Dramas de Companhia
André Domingues
As trágicas encenações da existência. Um homem que vive prisioneiro dentro da consciência de outro. A angústia e a sua inata falta de fotogenia. Santas meramente performativas. Reis sem realidade aparente. Ficções que se movem entre o conto curto, a prosa poética, o apontamento humorístico, o diálogo metaficcional e a revisitação paródica de temas eternos. Cada uma é terra de todos e de ninguém. Visite-as sobretudo como um turista. Mas, se for caso disso, escolha uma e deixe-se ficar lá a viver.
Excerto
NOTAS DE UM SUICIDA
Vivo no vigésimo nono andar da consciência. Sou 100% século XXI. O medo é minha dama holográfica de companhia. Nada, nem a mais mínima acção, tem um enredo linear. As artérias do conhecimento estão entupidas.
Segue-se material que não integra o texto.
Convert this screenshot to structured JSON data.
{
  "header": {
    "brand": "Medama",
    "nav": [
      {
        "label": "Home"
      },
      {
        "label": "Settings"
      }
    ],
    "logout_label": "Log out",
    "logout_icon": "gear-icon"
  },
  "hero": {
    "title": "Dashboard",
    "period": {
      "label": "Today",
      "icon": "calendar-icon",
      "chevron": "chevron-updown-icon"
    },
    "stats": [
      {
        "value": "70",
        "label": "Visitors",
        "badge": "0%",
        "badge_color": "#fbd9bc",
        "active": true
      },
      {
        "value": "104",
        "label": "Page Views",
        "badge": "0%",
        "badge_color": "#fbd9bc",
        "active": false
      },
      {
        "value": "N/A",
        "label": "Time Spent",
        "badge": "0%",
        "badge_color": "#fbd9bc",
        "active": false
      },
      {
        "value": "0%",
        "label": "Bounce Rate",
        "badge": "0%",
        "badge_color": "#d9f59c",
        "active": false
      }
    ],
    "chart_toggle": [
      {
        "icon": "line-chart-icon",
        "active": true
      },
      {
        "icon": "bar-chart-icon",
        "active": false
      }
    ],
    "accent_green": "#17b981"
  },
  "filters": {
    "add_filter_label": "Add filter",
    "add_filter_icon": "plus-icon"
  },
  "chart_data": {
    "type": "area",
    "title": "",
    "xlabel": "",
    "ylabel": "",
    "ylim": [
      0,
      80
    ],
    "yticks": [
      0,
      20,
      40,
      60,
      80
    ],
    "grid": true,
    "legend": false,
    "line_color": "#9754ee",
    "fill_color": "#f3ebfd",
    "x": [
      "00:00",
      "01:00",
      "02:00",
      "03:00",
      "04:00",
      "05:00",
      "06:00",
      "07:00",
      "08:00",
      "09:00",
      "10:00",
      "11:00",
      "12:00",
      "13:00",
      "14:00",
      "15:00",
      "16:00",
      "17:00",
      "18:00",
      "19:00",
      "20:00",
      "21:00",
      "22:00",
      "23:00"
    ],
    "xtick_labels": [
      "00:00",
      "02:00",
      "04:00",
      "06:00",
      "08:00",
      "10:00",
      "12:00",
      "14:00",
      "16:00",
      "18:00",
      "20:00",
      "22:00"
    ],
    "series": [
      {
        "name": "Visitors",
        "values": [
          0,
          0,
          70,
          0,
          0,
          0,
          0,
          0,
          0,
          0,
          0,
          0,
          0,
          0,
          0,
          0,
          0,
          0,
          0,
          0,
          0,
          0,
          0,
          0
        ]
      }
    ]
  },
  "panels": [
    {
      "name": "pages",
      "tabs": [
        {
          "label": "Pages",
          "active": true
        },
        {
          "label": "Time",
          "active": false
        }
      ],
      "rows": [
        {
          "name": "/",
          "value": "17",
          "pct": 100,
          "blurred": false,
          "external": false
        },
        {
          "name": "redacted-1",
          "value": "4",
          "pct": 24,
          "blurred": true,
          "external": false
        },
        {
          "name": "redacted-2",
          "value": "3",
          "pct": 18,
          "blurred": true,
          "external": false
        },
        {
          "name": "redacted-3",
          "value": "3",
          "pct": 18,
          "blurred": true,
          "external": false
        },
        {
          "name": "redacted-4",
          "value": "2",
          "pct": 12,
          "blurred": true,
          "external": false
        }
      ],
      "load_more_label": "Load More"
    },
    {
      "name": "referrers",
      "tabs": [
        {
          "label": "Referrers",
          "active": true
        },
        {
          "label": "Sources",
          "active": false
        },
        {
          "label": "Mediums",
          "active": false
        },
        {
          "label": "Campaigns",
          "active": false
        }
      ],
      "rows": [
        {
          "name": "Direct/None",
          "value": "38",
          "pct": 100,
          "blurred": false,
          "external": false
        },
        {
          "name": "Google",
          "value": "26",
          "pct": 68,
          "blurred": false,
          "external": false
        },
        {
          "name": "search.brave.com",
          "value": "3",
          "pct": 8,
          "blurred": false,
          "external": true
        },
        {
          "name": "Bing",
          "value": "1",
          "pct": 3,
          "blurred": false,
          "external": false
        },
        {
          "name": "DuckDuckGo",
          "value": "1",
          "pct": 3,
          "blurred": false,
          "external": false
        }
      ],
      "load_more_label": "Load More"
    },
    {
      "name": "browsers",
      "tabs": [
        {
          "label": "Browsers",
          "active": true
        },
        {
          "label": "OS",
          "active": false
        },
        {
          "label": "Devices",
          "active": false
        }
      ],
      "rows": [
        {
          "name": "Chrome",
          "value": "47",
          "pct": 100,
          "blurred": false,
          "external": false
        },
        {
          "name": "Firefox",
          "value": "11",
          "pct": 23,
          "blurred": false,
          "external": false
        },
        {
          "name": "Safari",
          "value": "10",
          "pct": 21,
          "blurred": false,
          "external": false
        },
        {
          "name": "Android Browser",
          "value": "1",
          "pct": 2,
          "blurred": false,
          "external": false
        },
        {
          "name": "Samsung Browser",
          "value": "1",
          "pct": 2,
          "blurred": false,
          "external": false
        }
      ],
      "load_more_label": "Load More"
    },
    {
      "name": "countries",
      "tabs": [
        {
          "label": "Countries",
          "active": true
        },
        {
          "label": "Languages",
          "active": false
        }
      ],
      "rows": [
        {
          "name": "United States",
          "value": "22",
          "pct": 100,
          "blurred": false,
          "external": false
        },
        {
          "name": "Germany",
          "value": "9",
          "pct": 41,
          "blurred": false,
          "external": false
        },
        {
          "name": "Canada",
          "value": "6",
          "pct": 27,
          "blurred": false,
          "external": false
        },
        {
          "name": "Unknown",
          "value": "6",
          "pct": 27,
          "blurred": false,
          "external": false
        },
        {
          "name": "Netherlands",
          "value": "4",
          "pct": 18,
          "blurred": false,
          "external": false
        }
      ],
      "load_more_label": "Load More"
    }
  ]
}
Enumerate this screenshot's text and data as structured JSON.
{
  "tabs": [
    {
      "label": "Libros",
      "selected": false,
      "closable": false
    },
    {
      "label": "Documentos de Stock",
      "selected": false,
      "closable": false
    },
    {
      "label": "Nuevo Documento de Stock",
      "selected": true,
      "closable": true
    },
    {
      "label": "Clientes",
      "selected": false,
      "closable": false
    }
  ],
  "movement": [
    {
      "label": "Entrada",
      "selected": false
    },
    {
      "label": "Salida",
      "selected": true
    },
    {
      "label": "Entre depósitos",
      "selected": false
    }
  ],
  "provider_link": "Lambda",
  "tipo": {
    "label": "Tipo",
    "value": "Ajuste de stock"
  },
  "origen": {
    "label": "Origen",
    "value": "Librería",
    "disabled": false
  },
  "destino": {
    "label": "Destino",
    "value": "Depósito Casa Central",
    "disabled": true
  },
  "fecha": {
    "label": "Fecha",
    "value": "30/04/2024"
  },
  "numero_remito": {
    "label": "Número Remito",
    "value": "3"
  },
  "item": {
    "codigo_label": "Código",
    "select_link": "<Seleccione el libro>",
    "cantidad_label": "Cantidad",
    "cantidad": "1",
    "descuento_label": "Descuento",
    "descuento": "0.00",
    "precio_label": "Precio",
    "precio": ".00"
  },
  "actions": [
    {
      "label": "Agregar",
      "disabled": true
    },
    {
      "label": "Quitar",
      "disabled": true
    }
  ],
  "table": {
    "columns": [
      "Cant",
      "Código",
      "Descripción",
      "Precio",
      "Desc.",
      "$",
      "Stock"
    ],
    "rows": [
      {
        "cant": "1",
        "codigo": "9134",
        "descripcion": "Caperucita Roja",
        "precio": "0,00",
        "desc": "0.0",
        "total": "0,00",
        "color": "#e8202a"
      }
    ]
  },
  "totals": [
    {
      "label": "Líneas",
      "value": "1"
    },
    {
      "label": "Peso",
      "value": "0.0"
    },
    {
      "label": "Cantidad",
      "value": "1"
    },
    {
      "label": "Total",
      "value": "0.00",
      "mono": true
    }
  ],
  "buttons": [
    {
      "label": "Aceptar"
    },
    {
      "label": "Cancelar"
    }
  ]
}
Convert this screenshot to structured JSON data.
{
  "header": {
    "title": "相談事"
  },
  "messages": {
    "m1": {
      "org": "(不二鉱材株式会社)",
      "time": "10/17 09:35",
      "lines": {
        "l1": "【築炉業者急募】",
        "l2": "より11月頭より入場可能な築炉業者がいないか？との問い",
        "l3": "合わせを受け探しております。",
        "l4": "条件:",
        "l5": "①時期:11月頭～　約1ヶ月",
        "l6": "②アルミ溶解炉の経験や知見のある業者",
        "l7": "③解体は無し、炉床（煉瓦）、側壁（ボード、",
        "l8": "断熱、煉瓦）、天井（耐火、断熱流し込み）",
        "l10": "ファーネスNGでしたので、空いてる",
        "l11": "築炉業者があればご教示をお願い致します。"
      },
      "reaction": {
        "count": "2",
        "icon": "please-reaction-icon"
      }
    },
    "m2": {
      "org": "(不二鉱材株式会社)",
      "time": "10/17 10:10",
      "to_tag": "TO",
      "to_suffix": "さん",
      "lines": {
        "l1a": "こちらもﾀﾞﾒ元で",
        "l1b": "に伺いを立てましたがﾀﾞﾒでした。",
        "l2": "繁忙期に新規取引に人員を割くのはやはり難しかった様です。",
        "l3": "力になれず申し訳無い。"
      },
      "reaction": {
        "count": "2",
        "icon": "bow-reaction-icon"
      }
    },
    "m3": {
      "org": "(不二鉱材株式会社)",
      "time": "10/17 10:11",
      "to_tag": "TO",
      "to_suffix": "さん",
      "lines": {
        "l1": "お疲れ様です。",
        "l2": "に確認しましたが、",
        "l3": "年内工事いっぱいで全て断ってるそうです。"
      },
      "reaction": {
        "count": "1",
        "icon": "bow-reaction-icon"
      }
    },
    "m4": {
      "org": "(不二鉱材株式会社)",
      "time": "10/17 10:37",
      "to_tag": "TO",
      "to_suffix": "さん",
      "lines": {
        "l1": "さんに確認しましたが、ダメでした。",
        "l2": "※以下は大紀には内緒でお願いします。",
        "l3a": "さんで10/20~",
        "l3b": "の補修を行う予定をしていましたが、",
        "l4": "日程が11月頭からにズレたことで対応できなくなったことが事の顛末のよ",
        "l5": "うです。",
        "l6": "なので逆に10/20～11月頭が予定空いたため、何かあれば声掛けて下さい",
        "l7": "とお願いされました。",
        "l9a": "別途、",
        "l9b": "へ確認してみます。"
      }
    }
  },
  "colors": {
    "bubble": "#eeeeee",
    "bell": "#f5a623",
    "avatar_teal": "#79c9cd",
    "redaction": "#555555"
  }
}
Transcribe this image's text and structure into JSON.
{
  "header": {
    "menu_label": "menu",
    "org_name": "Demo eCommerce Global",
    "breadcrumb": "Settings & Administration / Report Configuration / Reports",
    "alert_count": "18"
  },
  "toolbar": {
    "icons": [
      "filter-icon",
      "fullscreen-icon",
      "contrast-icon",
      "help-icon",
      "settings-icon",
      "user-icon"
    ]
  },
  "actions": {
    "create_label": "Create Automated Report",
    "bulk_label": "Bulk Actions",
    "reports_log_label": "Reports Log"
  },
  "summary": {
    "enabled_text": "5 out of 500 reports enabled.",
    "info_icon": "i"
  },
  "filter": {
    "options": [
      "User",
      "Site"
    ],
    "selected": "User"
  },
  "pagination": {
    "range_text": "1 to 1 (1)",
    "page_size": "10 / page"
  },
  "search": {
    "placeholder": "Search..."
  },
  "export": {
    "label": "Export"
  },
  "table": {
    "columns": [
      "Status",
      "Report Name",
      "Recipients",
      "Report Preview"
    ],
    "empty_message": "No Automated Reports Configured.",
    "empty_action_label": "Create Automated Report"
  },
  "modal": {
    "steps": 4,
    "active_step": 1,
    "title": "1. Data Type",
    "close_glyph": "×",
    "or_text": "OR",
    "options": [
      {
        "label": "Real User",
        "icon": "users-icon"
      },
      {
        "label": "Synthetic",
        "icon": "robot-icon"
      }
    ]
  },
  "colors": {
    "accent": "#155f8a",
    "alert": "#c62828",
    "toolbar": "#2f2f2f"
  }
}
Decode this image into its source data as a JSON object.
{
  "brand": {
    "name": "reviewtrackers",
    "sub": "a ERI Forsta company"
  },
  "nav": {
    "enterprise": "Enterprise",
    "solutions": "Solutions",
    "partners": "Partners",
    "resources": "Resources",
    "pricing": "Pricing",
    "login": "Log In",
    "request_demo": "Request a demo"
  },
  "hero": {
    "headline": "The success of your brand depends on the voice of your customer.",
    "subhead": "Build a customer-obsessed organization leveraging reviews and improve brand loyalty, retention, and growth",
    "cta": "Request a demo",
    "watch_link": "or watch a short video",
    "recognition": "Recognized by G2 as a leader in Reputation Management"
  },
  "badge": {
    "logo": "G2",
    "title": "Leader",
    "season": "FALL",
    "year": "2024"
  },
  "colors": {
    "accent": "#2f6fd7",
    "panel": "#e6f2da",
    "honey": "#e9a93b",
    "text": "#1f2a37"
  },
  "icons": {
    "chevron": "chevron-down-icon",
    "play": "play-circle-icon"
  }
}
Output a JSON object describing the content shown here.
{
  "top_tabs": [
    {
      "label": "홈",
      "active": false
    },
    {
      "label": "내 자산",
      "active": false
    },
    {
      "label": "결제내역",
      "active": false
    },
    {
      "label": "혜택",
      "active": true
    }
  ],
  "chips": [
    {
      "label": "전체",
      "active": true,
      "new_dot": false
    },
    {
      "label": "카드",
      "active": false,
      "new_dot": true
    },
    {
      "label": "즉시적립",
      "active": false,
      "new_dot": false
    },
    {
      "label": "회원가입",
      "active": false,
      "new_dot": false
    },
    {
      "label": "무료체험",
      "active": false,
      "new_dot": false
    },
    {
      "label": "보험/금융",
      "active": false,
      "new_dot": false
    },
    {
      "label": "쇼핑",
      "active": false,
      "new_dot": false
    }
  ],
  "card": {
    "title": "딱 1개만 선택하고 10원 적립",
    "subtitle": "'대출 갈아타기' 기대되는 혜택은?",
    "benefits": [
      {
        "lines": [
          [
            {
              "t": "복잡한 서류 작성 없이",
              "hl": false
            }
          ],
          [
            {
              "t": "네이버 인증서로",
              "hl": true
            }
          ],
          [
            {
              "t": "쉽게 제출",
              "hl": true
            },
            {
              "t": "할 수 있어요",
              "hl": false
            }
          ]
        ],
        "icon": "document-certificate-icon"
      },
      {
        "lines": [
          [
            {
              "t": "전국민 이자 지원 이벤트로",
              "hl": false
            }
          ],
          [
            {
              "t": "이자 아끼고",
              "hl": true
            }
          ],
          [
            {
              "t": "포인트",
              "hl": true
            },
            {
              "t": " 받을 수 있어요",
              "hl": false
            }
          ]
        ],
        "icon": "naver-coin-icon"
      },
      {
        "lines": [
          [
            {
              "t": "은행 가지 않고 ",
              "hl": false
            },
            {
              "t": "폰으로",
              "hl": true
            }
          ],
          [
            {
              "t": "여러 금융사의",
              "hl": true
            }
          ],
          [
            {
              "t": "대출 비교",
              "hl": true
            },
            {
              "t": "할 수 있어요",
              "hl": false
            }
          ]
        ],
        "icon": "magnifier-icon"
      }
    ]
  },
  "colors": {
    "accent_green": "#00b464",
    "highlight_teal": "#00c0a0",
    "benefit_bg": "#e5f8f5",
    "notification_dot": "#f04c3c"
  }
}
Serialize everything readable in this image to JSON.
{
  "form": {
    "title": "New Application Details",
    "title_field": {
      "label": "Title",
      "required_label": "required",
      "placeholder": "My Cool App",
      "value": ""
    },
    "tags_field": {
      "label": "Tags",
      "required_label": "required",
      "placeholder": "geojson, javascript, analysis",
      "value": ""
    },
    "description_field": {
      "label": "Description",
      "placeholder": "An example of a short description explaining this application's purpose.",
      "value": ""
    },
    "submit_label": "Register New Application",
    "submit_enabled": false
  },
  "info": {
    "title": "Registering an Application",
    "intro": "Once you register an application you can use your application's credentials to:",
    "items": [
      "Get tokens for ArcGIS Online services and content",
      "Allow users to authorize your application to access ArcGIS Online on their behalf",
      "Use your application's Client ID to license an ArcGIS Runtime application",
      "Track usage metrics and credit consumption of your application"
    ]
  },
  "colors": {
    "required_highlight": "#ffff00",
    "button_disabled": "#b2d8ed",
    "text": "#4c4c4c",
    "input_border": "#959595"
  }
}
A menina que passeia o seu cãozinho pelo parque manipula conteúdo emocional de alta voltagem. Que posso eu? O meu nome não é sereno. Chamai-me o que vos aprouver. O gratificante final do dia dirige-se a grande velocidade contra mim.
O pior foi quando comecei a visualizar o tempo e a desmontar os dogmas da extinção. O coração era feito de lírica.
A noite passada sonhei com Carolee Schneemann. Tenho feito da minha vida uma performance recorrente. Um rito minimalista. Uma soirée dominical. O vento sopra-me instruções criminais. Não me deixo apiedar pela morte da presença. Mas a espontaneidade fugiu. É preciso pensar: abrir a janela. É preciso pensar: debruçar da janela.
É preciso pensar: atirar-me e cair.
Nota de leitura
Um homem acorda todos os dias numa cidade diferente daquela em que adormeceu, fenómeno inexplicável de migração involuntária que degenera, em página e meia, numa espiral geográfica que o leva das capitais do mundo a um atol da Micronésia, acabando com uma descida ao inferno em certa cratera do Turquemenistão. A estranheza, nas micro-narrativas de André Domingues, nasce quase sempre de uma desconformidade: pessoas que vivem no século errado, ou no corpo errado, ou na história errada.